The most important ingredient that you need is cash or equity. The other is a desire to let your money work for you.
What do I need to become a property investor?
- By Damien Taylor
The most important ingredient that you need is cash or equity. The other is a desire to let your money work for you.
If you have owned a house for a period in New Zealand (or your parents have), then it’s highly likely you will have built up significant equity in that asset, which you can borrow against it. This means you do not need the physical cash sitting in your bank to become a property investor.
To access the equity, the Bank will generally allow you to borrow up to 80 percent of the value of your existing house. Or 70 percent of the value of an investment property.
As an example, if you purchased your home for $600,000 and it’s now valued at $950,000 with a $400,000 mortgage remaining balance, the Bank could lend you up to an additional $360,000. ($950,000 x 80% = $760,000, less the mortgage already in place of $400,000 = $360,000).
The other factor Banks look at during lending approvals is the serviceability of the loan. Some properties, such as Safari Group Property, are priced with investment in mind creating an opportunity for a positive cash flow property. This means that the rental income from the apartment will service the loan, without you needing to rely on your income for the serviceability of the payments.
All banks have slightly different stress rate tests they apply. Mortgage brokers are clued up on this, and will guide you through the steps if you are unsure.
If you want to use your KiwiSaver funds for a deposit, then you’ll need to commit to live in the property for at least six months before you rent it out.
Once you have your funds lined up (pre-approval), you are now ready to become an investor. Next step is to find the property investment that suits you for what you are looking to achieve.
Some properties, such as Safari Group Property, are priced with investment in mind creating an opportunity for a positive cash flow property
What to Buy?
Well it depends on what you are looking to achieve. But some things to consider.
Older homes often need a lot of maintenance and newer homes are often in more modern neighbourhoods with higher prices which when compared to the rental income you would receive, can make the yield considerably low..
As a first-time investor, the game for you is to own quality assets for a long time. It is important to find properties that would generate more in rent than they cost to hold. Costs would include rates, body corporate (if it’s a unit titled building), management costs, and mortgage repayments. if your rental income is greater than your costs, this is known as a “Cashflow positive” investment property, something that Safari Group specializes in.
Choosing to purchase a cashflow positive investment on day 1 will create a buffer to safeguard you from future interest rate increases. Compare this to purchasing a negative cashflow property at 3 percent interest rates which could look fairly scary if interest rates climb to 5 percent even when factoring in rent increases along the way.
Many investors choose to buy new properties because banks are able to be more lenient in their lending on them.
It also means less maintenance, with new property also proving more desirable for tenants.
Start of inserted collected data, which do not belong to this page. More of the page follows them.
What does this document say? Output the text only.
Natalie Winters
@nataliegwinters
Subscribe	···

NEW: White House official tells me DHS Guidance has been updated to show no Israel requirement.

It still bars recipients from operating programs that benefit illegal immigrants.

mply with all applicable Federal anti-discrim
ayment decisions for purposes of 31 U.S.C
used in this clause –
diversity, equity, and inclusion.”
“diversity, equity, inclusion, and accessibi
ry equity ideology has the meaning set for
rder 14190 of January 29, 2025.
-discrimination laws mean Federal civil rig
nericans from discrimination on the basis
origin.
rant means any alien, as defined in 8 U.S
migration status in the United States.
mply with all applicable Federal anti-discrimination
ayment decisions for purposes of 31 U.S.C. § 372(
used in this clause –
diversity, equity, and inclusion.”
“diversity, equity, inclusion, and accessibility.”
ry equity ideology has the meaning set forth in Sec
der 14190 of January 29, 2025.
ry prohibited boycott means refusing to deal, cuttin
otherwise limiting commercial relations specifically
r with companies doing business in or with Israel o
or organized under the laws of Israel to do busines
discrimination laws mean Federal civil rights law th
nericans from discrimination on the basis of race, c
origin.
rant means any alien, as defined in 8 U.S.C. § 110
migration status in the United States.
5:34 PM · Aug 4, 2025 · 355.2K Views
A new dwelling should also meet the standard required for rental properties, as it has been built to the current code, with warrantees in place providing further peace of mind.
If a lower deposit allows you to get into the property market then jump in, it’s more worthwhile to have an investment ticking over in this market than to wait and watch the buying power of your cash diminish from rising values. An old adage is that time in the market beats timing the market.
A good piece of advice is to treat this as a business decision, not a home that you plan to live in. This will ensure you always come back to the numbers, and the numbers need to make sense.
Places where rents are high compared to house prices is a good place to start. Usually off the plan sales will be accompanied by independent rent appraisals, and you can do your own research pretty easily.
People generally look for investment properties with a gross yield of more than 5 percent (which has become harder and harder to achieve with the rising values) – to figure the yield out out, you take the annual rent and divide it by the purchase price multiplied by 100.
Anything much lower than this and you will struggle with the cash flow. This is where a lot of newer as well as more experienced investors come unstuck. They buy properties with low yields and therefore either have to put in a very big deposit to make it cash flow neutral, or they top up the cash shortfall themselves with their income.
A good piece of advice is to treat this as a business decision, not a home that you plan to live in. This will ensure you always come back to the numbers, and the numbers need to make sense.
Settlement on our newest projects could be up to two years away. The time it will take us to obtain the permitting, line up the funding and complete the construction. Getting in early, locks in today’s values, allowing you to capitalize on any gains in the property market that happen between the time of purchase (entering into the contract) and settlement. With the costs of construction and land, rising year on year, it’s highly unlikely that building will become more affordable, which would allow product to be delivered to the market cheaper.
Once you have taken the plunge on your first investment property, the process becomes easier and the steps are repeated.